We will do some fairly simple filtering, but enough so that you have an idea of the tools and metrics you can use to filter your own data.
First, let's take a look at our vcf file and notice a few things.
zcat raw_genotypes_HC/pman_n10_congenSubset.vcf.gz | grep -v "#" | less
- The first thing to notice is that this file has both SNPs and indels. A benefit of the GATK HaplotypeCaller algorithm is that it can determine SNPs and indels simultaneously as it does local realignment of the sequences. However, for our purposes, we do not need indels, so we'll filter them out in the next step.
- The HaplotypeCaller also has a number of position-specific and individual-specific default annotations that it performs, such as the strand bias (uneven amplifications of DNA strands), the allele depth (number of reads mapping to each allele), depth of coverage, genotype quality, etc. You can find out what these annotations are by looking in the header or on the GATK website: https://gatk.broadinstitute.org/hc/en-us/articles/360047216111--Tool-Documentation-Index#VariantAnnotations
There are a few options for filtering vcf files. gatk has two tools called VariantFiltration
which filters variant calls based on INFO and/or FORMAT annotations and SelectVariants
which selects a subset of variants from a VCF file. We can also use vcftools, which we learned about during the bioinformatics session.
Now, we'll select only the SNPs from the file.
gatk SelectVariants \
-R reference/NW_006501067.1.fa \
-O filtered_genotypes_HC/pman_n10_congenSubset_raw_SNPs.vcf \
-V raw_genotypes_HC/pman_n10_congenSubset.vcf.gz \
--select-type-to-include SNP
Using vcftools, we can assess aspects of our data such as the mean depth of coverage per individual or per site, or the number of missing sites per individual or number of individuals missing from each site. Once we have an idea of what our data look like, we can decide what are appropriate filters.
for flag in missing-indv missing-site depth site-depth
do vcftools --vcf filtered_genotypes_HC/pman_n10_congenSubset_raw_SNPs.vcf \
--${flag} \
--out quality_metrics/pman_n10_congenSubset_raw_SNPs
done
The above for loop generates some summary statistics on missingness and depth of coverage across our samples and our SNPs.
For example, we might choose to filter out sites below a certain genotype quality (--minGQ
), below a minimum depth of coverage (minDP
), retain sites that are bi-allelic, and those sites that are called in 75% of our individuals (max-missing
).
vcftools --vcf filtered_genotypes_HC/pman_n10_congenSubset_raw_SNPs.vcf \
--minDP 10 \
--minGQ 20 \
--max-missing 0.75 \
--min-alleles 2 \
--max-alleles 2 \
--recode \
--out filtered_genotypes_HC/pman_n10_congenSubset_minDP10_minGQ20_biAllelic_maxMissing75
You might check your filters by examining genotype concordance (if you have a set of known variants, e.g. from a SNP array) with vcftools --diff-discordance-matrix
or by measuring the transition/transversion ratio with vcftools --TsTv
The Broad's GATK website is an excellent resource, with very helpful tutorials, detailed manuals, and a forum for asking questions. https://gatk.broadinstitute.org/hc/en-us
Hendricks S, Anderson EC, Antão T, Bernatchez L, Forester BR, Garner B, Hand BK, Hohenlohe PA, Kardos M, Koop B, et al. 2018. Recent advances in conservation and population genomics data analysis. Evolutionary Applications 11:1197–1211.
Li H, Durbin R. 2010. Fast and accurate long-read alignment with Burrows-Wheeler transform. Bioinformatics 26:589.

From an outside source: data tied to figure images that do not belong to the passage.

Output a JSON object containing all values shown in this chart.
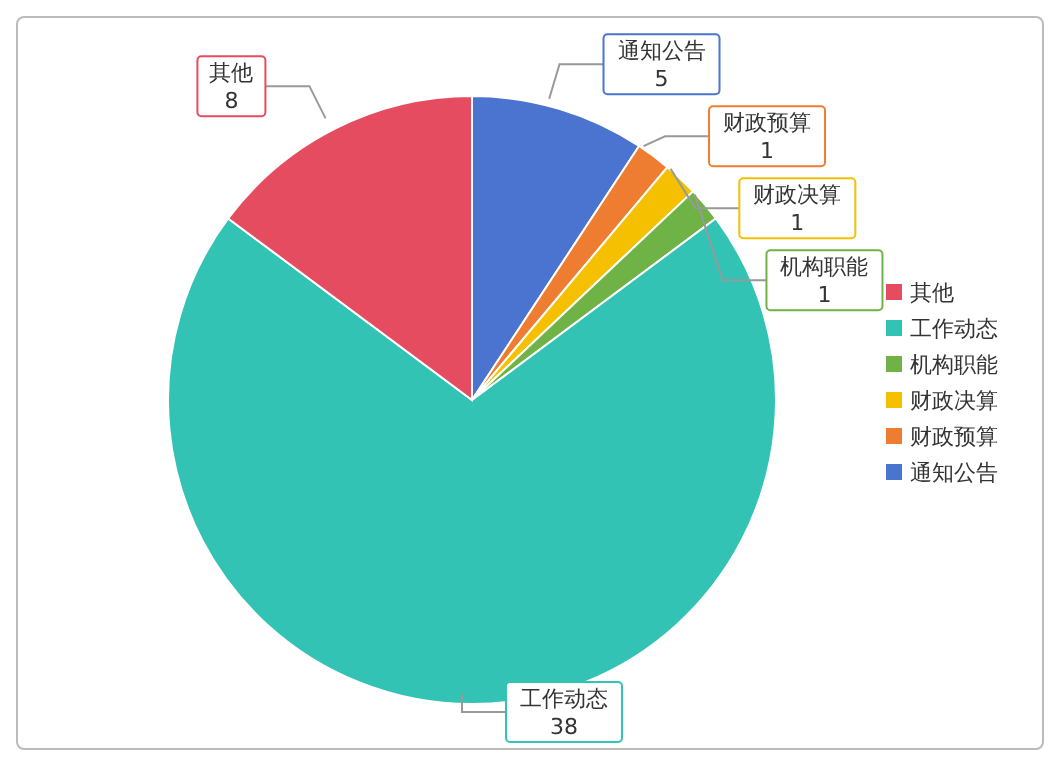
{
  "chart_data": {
    "type": "pie",
    "categories": [
      "通知公告",
      "财政预算",
      "财政决算",
      "机构职能",
      "工作动态",
      "其他"
    ],
    "values": [
      5,
      1,
      1,
      1,
      38,
      8
    ],
    "colors": [
      "#4a74d0",
      "#ef7d31",
      "#f5c000",
      "#6fb346",
      "#33c3b5",
      "#e64c60"
    ],
    "data_labels": true,
    "legend": "right"
  }
}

Schweizer RM, Saarman N, Ramstad KM, Forester BR, Kelley JL, Hand BK, Malison RL, Ackiss AS, Watsa M, Nelson TC, et al. 2021. Big Data in Conservation Genomics: Boosting Skills, Hedging Bets, and Staying Current in the Field. Journal of Heredity 112:313–327.
Shafer ABA, Peart CR, Tusso S, Maayan I, Brelsford A, Wheat CW, Wolf JBW. 2016. Bioinformatic processing of RAD-seq data dramatically impacts downstream population genetic inference.Gilbert M, editor. Methods in Ecology and Evolution 8:907–917.